Modular prompt blocks (concatenate in order)
Concatenate the following sections into one prompt. Replace anything in <angle brackets> with your own scene, wardrobe, or pose notes.
Theme
Hyper-real cinematic portrait, high-end fashion, 8K quality, magazine-style photography. Set aspect ratio as needed (for example <3:2> or <16:9>).
Subject
Use reference image 1 as the primary subject only. Match facial structure and natural skin texture (visible pores). Keep makeup consistent with the reference. Do not change ethnicity or gender.
Hair
Match hairstyle and color from reference image 1. Wind-blown strands across the face in a stylish way, partially obscuring features.
Makeup
| Step | Direction |
|---|---|
| Base | Clean, breathable, soft matte with subtle luminosity |
| Eyes | Natural enlargement, long lashes, clear gaze |
| Lips | Glossy “juicy” lips, soft pink-to-peach gradient, gentle peaks |
Skin: hyper-real texture, visible pores, natural micro-contrast—avoid plastic skin.
Wardrobe
Match the upper-body outfit from reference image 1. Add detail in <wardrobe notes> (materials, sheen, accessories).
Scene / environment
<Upload a scene reference and describe it>: for example layered neon signage, wet pavement reflections, or soft overcast alleys—keep the palette aligned with retro Hong Kong street mood.
Action / motion
Foreground pedestrians in fast motion with motion blur (long-exposure feel) crossing the lens, partially blocking the frame. <Pose reference or text>: editorial model posture; subject positioned on the right.
Composition
Low-angle looking-up camera; full-body horizontal portrait; subject biased to the right; clean lines and restrained negative space.
Camera / lens
24mm wide perspective; shallow depth of field; cinematic bokeh; professional fashion-realism rendering.
Lighting
Soft cinematic warm light with clear mood; controlled highlights; shadows retain detail.
Color / finishing
High detail, premium color grading, natural skin texture, subtle film character (no obvious grain). No text, logos, or watermarks.
Output
Set resolution and aspect ratio for your platform (for example <2K HD> or a specific long edge).
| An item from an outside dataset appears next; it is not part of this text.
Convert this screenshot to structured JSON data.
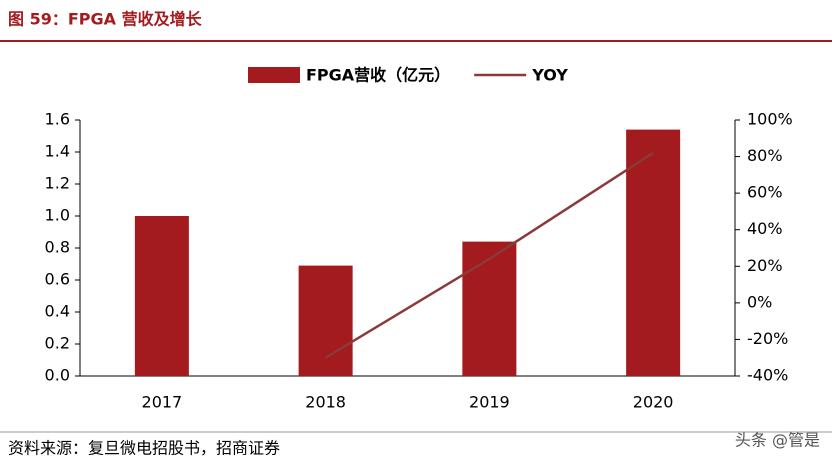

Image note (different framing from the cover)
The example below is in addition to the cover image at the top—use it as a second visual anchor alongside the prompt blocks.

FAQ
Why modular prompts for GPT Image 2?
Street scenes add many variables. Modules separate “must-lock” constraints (face, wardrobe) from “creative” elements (pedestrians, neon density), which makes failures easier to debug.
Identity drift—what should I tighten first?
Strengthen the reference image 1 block (bone structure, pores, makeup match) and keep the rule do not change ethnicity or gender. Remove conflicting “flawless skin” wording if it fights texture cues.
Background too dominant?
Increase subject separation / bokeh cues, or reduce saturated signage and extreme contrast in the scene block so the subject remains the visual anchor.
Quick troubleshooting checklist
- Over-smoothed skin: repeat visible pores and natural texture; avoid “flawless” phrasing.
- Too much motion blur: switch to subtle motion blur and limit how much of the frame pedestrians cover.
Save this layout as a master template and only swap the scene / wardrobe / pose paragraphs to scale a repeatable GPT Image 2 portrait pipeline.